La sucesión de conflictos los ubica en un espacio desconocido en el que la izquierda son los otros. Expresan un anticipo del tiempo que viene, en el que la jefa del kirchnerismo está obligada a procesar que ya no tiene el monopolio de la rebeldía: la protesta también es contra ella.

El kirchnerismo se comporta como un ilusionista que de tanto ensayar los trucos termina por creer en su propia magia. Años de fusionar política con épica forjaron una identidad granítica que prefiere el dogma al análisis, la agitación a la negociación, el señalamiento de enemigos a la empatía con sus adversarios. Esa legión de dirigentes que se percibe como una vanguardia justiciera que impide la hegemonía de los poderosos sobre los desvalidos se enfrenta al drama existencial de no reconocerse en el espejo. De la galera ya no salen conejos sino contratiempos.

La Argentina de estos días expone a Cristina Kirchner y sus fieles a un angustiante baño de realidad. La sucesión de conflictos los ubica en un espacio desconocido en el que la izquierda son los otros. El conflicto gremial en las plantas de producción de neumáticos, las tomas de tierras en el Sur y la movilización del frente piquetero son reflejo de un dramático deterioro social que el Frente de Todos ha sido incapaz de detener. Expresan un anticipo del tiempo que viene, en el que la jefa del kirchnerismo está obligada a procesar que ya no tiene el monopolio de la rebeldía: la protesta también es contra ella.

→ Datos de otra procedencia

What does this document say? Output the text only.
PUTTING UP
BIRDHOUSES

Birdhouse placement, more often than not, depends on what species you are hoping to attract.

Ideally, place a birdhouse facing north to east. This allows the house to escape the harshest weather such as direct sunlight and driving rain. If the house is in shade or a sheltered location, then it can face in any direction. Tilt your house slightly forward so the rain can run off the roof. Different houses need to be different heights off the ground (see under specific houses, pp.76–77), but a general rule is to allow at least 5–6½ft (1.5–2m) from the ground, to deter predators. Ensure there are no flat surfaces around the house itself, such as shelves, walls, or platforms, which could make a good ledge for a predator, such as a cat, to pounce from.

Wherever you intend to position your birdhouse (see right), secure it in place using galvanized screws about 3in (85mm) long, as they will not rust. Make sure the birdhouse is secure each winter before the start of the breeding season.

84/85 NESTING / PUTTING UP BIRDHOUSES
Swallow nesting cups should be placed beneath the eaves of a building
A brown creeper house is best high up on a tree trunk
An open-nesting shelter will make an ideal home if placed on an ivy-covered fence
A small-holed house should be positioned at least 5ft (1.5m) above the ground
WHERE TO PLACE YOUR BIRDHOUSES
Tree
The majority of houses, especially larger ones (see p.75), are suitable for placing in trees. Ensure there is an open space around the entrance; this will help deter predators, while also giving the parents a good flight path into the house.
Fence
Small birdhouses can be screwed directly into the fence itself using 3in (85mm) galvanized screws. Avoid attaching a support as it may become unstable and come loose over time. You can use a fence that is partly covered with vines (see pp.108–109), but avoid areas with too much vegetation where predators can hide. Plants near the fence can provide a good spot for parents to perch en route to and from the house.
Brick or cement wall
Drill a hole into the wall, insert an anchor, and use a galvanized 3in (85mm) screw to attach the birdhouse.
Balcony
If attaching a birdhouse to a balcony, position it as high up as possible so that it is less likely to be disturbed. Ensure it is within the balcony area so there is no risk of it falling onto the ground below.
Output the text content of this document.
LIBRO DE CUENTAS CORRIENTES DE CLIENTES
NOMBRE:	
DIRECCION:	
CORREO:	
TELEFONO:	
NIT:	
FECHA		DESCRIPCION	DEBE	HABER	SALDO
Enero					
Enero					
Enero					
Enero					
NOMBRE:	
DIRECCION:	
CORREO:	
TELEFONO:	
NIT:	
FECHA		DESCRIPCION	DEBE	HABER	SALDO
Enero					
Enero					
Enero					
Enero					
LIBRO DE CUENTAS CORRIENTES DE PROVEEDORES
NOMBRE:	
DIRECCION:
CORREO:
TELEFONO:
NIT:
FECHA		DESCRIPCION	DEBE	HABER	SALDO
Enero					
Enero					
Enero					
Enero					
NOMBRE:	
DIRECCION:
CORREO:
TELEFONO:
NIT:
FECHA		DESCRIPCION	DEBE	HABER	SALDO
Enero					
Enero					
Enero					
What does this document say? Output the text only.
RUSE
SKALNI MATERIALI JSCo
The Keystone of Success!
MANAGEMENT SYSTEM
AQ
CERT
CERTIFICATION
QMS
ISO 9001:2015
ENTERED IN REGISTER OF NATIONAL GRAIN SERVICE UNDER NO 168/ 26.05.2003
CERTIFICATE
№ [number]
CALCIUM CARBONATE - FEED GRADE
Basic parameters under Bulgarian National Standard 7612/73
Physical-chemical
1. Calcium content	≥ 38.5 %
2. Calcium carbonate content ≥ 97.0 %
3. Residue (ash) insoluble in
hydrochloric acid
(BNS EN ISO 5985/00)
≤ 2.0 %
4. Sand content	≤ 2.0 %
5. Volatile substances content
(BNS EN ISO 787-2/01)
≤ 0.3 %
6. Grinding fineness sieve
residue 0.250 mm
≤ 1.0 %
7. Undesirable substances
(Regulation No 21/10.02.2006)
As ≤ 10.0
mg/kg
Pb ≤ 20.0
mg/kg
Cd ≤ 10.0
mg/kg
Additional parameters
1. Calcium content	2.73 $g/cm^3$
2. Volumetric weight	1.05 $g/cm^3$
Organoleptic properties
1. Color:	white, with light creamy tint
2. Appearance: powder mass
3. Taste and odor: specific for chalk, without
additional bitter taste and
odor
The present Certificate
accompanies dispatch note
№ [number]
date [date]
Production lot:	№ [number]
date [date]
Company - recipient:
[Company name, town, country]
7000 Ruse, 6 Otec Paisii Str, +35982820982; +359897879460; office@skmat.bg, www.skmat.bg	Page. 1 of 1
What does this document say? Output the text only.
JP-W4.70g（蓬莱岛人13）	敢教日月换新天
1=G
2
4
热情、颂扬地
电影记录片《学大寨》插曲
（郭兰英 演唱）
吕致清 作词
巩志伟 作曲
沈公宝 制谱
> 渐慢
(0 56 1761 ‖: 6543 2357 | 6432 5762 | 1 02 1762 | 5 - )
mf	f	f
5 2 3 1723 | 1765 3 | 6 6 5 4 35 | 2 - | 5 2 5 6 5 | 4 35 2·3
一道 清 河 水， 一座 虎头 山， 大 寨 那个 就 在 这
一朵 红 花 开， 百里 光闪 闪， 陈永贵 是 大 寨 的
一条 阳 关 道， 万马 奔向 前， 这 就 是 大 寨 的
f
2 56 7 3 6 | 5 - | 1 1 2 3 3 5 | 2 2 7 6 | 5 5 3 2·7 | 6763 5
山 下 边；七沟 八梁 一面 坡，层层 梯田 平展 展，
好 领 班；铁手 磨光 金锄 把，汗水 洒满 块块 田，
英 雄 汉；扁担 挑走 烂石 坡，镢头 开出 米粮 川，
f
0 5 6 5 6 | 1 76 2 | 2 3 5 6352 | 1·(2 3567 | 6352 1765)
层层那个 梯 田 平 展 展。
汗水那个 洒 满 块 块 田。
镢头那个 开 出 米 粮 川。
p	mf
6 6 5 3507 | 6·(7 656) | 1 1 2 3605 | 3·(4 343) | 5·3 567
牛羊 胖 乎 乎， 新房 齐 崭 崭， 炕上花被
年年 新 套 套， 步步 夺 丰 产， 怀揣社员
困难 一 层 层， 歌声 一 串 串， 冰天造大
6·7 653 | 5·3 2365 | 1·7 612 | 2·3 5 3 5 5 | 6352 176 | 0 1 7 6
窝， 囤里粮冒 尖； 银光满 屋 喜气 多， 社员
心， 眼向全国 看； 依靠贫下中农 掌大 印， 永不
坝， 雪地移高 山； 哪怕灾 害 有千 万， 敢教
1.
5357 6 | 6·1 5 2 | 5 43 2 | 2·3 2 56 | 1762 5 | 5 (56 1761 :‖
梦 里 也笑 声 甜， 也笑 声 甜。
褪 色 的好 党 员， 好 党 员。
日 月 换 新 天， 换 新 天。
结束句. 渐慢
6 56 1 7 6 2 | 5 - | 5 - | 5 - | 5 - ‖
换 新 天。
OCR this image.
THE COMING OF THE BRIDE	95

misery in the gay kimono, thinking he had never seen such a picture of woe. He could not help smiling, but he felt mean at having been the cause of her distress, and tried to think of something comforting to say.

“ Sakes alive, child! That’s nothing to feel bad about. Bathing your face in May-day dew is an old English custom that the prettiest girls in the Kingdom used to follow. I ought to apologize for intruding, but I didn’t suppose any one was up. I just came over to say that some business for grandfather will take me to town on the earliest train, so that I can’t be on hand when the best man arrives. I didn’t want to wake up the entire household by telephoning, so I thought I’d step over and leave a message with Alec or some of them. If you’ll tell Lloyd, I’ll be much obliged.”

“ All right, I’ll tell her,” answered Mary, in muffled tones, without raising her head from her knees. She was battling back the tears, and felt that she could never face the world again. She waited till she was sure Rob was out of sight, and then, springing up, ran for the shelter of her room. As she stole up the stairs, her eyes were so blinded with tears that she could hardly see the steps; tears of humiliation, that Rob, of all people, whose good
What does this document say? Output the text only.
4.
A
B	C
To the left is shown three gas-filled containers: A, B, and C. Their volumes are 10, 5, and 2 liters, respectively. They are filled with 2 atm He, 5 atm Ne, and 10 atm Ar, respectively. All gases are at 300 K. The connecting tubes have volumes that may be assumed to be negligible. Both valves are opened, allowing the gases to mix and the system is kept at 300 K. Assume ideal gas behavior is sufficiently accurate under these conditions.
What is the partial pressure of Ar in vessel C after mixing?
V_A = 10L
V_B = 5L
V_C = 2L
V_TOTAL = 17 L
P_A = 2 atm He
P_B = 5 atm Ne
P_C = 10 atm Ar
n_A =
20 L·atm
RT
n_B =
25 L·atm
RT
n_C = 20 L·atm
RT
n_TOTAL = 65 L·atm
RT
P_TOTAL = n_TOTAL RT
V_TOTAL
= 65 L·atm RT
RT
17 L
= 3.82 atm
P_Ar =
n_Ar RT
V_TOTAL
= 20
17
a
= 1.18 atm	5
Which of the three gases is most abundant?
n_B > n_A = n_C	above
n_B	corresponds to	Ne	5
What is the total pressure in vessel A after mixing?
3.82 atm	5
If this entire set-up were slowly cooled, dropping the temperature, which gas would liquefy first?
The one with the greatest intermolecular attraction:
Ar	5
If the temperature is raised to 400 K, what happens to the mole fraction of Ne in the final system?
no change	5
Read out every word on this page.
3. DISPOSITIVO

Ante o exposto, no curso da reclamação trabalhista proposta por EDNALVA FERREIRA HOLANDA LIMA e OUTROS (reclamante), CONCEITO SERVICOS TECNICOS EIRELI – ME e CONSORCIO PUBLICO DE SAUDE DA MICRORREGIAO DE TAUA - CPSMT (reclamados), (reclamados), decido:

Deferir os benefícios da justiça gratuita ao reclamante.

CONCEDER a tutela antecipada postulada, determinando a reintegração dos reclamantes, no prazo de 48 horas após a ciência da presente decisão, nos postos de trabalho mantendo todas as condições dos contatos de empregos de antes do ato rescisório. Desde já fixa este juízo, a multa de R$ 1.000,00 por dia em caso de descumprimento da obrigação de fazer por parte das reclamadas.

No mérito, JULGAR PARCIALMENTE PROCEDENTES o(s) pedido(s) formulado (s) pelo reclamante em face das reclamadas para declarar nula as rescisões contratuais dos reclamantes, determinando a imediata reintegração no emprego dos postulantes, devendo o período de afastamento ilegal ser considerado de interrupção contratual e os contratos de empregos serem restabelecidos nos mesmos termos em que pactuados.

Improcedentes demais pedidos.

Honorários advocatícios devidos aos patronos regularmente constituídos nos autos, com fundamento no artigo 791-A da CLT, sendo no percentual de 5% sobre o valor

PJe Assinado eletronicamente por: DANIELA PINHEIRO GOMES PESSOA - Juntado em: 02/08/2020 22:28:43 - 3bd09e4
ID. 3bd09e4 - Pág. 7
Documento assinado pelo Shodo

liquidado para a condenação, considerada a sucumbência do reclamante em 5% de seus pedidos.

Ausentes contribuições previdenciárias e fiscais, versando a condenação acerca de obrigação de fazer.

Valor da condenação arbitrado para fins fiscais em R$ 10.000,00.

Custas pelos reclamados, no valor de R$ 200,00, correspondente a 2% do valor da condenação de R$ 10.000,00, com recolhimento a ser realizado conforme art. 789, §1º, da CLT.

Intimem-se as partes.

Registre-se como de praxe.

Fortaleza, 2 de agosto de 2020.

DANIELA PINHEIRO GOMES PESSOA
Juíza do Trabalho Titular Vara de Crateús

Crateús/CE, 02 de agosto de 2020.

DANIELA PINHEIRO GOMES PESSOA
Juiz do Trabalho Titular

Los argentinos son un público que perdió la ingenuidad. Lo revelan las encuestas en las que se ve que una cantidad sorprendente de entrevistados dice que no cree que a Cristina Kirchner la quisieran matar, aunque el mundo entero vio como gatillaban una pistola a 35 centímetros de su cara. El enojo le gana lugar a la esperanza y las batallas políticas grandilocuentes se decodifican como excusas de una burocracia ineficiente.

Cristina Kirchner lo tuvo claro desde el día mismo en que aceptó dar apoyo al ajuste de las cuentas públicas que le encomendó a Sergio Massa cuando entendió que estaba al borde de un estallido financiero. La Cámpora esbozó una coartada de tres palabras para tranquilizar a sus militantes: “Pragmatismo para sobrevivir”. Demasiado poco para disimular el estado de insatisfacción que contagia a todo el peronismo.

A Cristina le fastidió el discurso del secretario de Programación Económica, Gabriel Rubinstein, en el Congreso durante la presentación del presupuesto, cuando dijo que los márgenes empresariales deberían volver a lo que eran hace “tres, cuatro, cinco, seis años”. Es decir, en la era macrista.

Rubinstein –que no ganaría un premio al tuitero recatado- le respondió el jueves a la vicepresidenta por las redes sociales que “la culpa del desorden cambiario, las altísimas brechas, la obligación a financiarse a 180 días para importar, cupos, etc., etc. no la tienen las empresas”.

Si quiso llevar la discusión al terreno técnico acaso confundió el mensaje de la fundadora del Frente de Todos. Ella retomó la iniciativa en un momento en que sufre las deserciones por izquierda a su proyecto político. El sindicalismo tradicional le exige soluciones para detener el auge de los gremios clasistas, liberados para reclamar que los salarios no sigan perdiendo contra la inflación. Los líderes de movimientos sociales oficialistas pierden legitimidad ante los dirigentes trotskistas. Los intendentes del conurbano exigen atención sin demora: “En los barrios hablan pestes de Cristina, casi tanto como de Macri. Esa bronca con nosotros no la vi nunca”, confiesa un cacique que gobierna uno de los municipios más grandes del Gran Buenos Aires.